For the premiere of sHEALed today, Minawala wore a custom crochet look by emerging knitwear designer Anushka Sanghvi—who stylist Dolla Baruah had first discovered on Instagram when Sanghvi had fewer than a thousand followers. “Her work immediately stayed with me,” Baruah says. “It felt mature, intentional, and far beyond the scale at which it was being seen.”

While crochet has been a recurring element across runways this season, Baruah was drawn to the craft for its slowness and intimacy. “Every loop is built by hand, one after another, and that patience felt powerful for a red carpet usually dominated by instant spectacle,” she adds.
The slow technique sits at the heart of Sanghvi’s practice. After completing a foundation year at Central Saint Martins, Sanghvi went on to study knitwear design at London College of Fashion, where she built an impressive resumé before even graduating: an internship with Yuhan Wang, where she crocheted a dress that ended up being worn by Billie Eilish for her fragrance campaign; followed by a stint at Susan Fang, another London Fashion Week fixture; and freelance projects that included creating a look for FKA Twigs. After graduating, Sanghvi worked at knitwear manufacturing studio KBN Knitwear for a year before returning to India, where she now works in the sampling and development department at Chanakya International.
Sanghvi is interested in pushing knitwear in India beyond its winterwear associations. “I feel like so much more can be done if you choose lightweight yarns, open techniques, and lace-like construction, which is what I want to bring forth with my own label as well,” she says.

The Cannes look for Minawala came together over the course of roughly six weeks. “We knew we wanted an evening look, so I sketched out a few ideas,” Sanghvi says. After several sketches and fittings with Minawala in Mumbai, Baruah and Sanghvi landed on a backless mermaid silhouette. “We wanted it to feel sexy without being too revealing, and for the silhouette to accentuate the body while making her feel confident, which I think we achieved with the strategic placement of cutouts and the open back,” she adds.

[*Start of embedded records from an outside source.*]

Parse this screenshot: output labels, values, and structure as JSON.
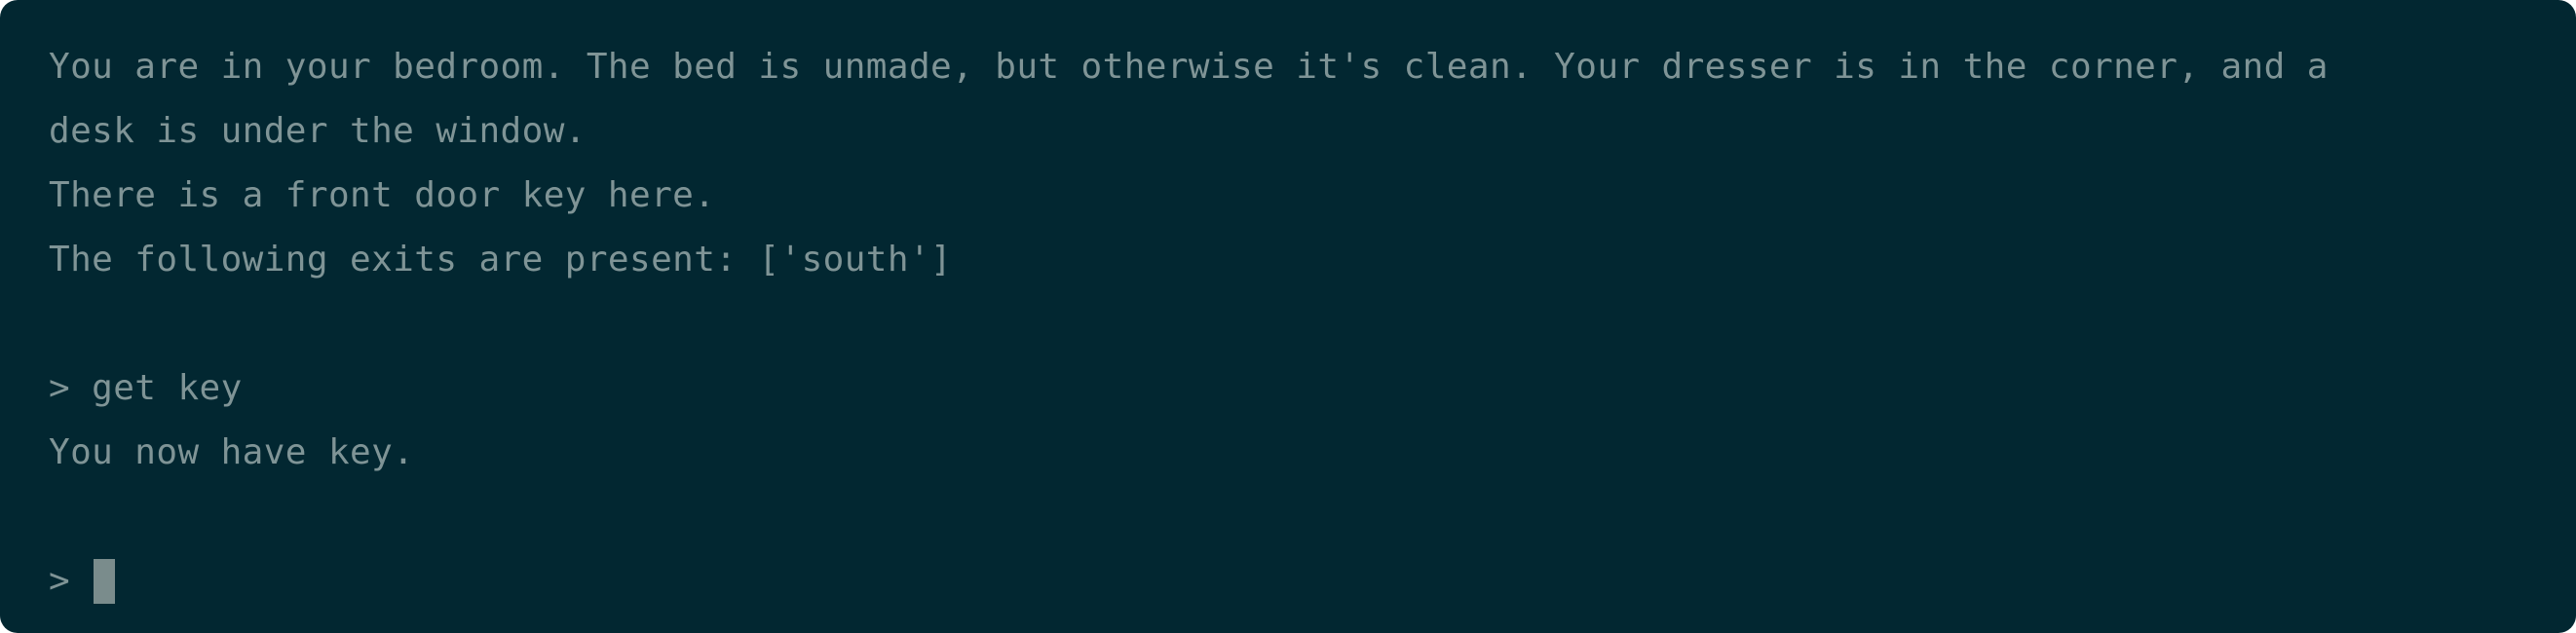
{
  "terminal": {
    "lines": [
      "You are in your bedroom. The bed is unmade, but otherwise it's clean. Your dresser is in the corner, and a",
      "desk is under the window.",
      "There is a front door key here.",
      "The following exits are present: ['south']"
    ],
    "command": "> get key",
    "response": "You now have key.",
    "prompt_symbol": ">"
  },
  "colors": {
    "background": "#022731",
    "text": "#7f9496",
    "cursor": "#7a8c8c"
  }
}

Once the design was finalised, Sanghvi sent out the yarns and panels to a small network of women artisans. “The whole look was made up of a bunch of different small panels. My mom crochets as well; I actually learned crochet from her. So, it was me, my mom, and a few artisans that we collaborated with. Most of the artisans are women who can’t leave their houses and are looking for a livelihood.” There was no assembly line at an atelier, just panels moving between homes before eventually being stitched together. Because the entire look was crocheted and sewn manually, the process took over 300 hours.